じとっ、とした視線をレイに向けていると、運転席に座ったロディが、苦笑しながら私たちに声をかけた。
「レイ、そんな殺気立つな。今日は嬢ちゃんのボディガードだろ?
偽ギルに会えなくても、豪華な料理を無料で食えると思って楽しもうぜ。」
!
“豪華な料理”…!
それを聞いて、レイも私も気分が上がる。
「んじゃ、飛ばすぞ。
しっかりシートベルトしな。

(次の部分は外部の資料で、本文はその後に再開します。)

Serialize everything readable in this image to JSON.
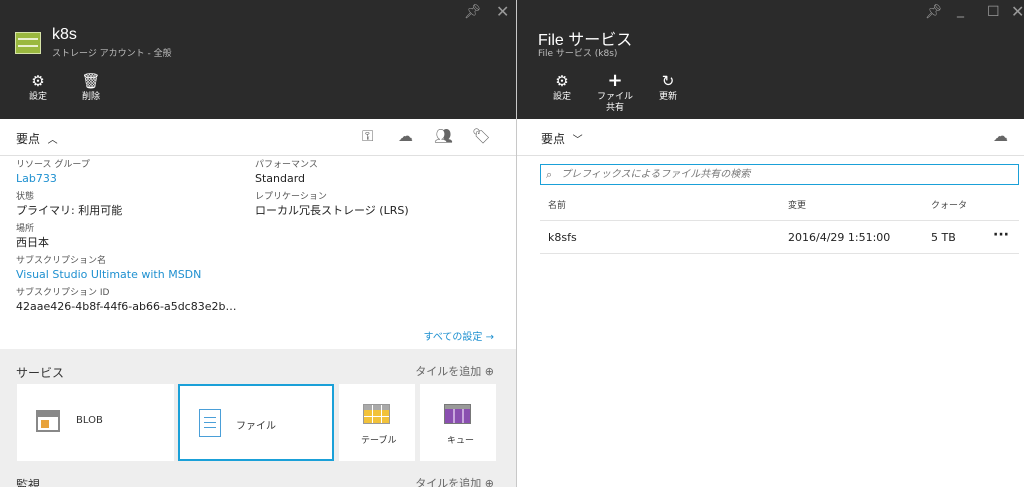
{
  "left_blade": {
    "title": "k8s",
    "subtitle": "ストレージ アカウント - 全般",
    "commands": [
      {
        "label": "設定",
        "icon": "gear-icon"
      },
      {
        "label": "削除",
        "icon": "trash-icon"
      }
    ],
    "essentials_label": "要点",
    "properties_left": [
      {
        "key": "リソース グループ",
        "value": "Lab733"
      },
      {
        "key": "状態",
        "value": "プライマリ: 利用可能"
      },
      {
        "key": "場所",
        "value": "西日本"
      },
      {
        "key": "サブスクリプション名",
        "value": "Visual Studio Ultimate with MSDN"
      },
      {
        "key": "サブスクリプション ID",
        "value": "42aae426-4b8f-44f6-ab66-a5dc83e2b…"
      }
    ],
    "properties_right": [
      {
        "key": "パフォーマンス",
        "value": "Standard"
      },
      {
        "key": "レプリケーション",
        "value": "ローカル冗長ストレージ (LRS)"
      }
    ],
    "all_settings": "すべての設定 →",
    "services_title": "サービス",
    "add_tile": "タイルを追加 ⊕",
    "tiles": [
      {
        "label": "BLOB"
      },
      {
        "label": "ファイル"
      },
      {
        "label": "テーブル"
      },
      {
        "label": "キュー"
      }
    ],
    "monitoring_title": "監視",
    "monitoring_add_tile": "タイルを追加 ⊕"
  },
  "right_blade": {
    "title": "File サービス",
    "subtitle": "File サービス (k8s)",
    "commands": [
      {
        "label": "設定",
        "icon": "gear-icon"
      },
      {
        "label": "ファイル共有",
        "icon": "plus-icon"
      },
      {
        "label": "更新",
        "icon": "refresh-icon"
      }
    ],
    "essentials_label": "要点",
    "search_placeholder": "プレフィックスによるファイル共有の検索",
    "columns": [
      "名前",
      "変更",
      "クォータ"
    ],
    "rows": [
      {
        "name": "k8sfs",
        "modified": "2016/4/29 1:51:00",
        "quota": "5 TB",
        "more": "···"
      }
    ]
  }
}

」
ロディの言葉に頷くと、
タバコに火をつけたロディは、勢いよくアクセルを踏んだ。
夜に包まれた街へと走る真っ赤な車を
月がどこか妖しく、不穏な光で照らしていた。
****
「あ、あのお屋敷じゃない?」
車を走らせ、まもなく約束の八時になる、といった時刻。
目の前に現れた大きな屋敷に、私は目を輝かせてそう口を開いた。
車の前方には、酒場が十軒入るのではないかと思う程の豪邸。
スーツやドレスを着た人々が洋風の門から
お屋敷へと入っていくのが見えた。
レイが、車の窓から豪邸を見上げて口を開いた。
「随分どデカい屋敷だな。
あの女、どんだけすげぇお嬢様なんだ?」
それを聞いたロディが少し目を細めて答える。
「…見た限り相当金持ちの家なんだろうが…
素性はあまり信用できそうにないな。」
え…?
私とレイがきょとん、とすると
それをミラー越しに見たロディが、ふー、と口から煙を吐いて呟いた。
「…最近急に金持ちになった家なのか、今までの経歴が出てこなかったんだ。
まぁ、こっちの話だ。気にする必要はない」
ロディは、シルバーナさんの家を調べたの?
…情報屋ってすごいんだな。
確かに、自分が関わる相手がどんな人なのか気になるよね。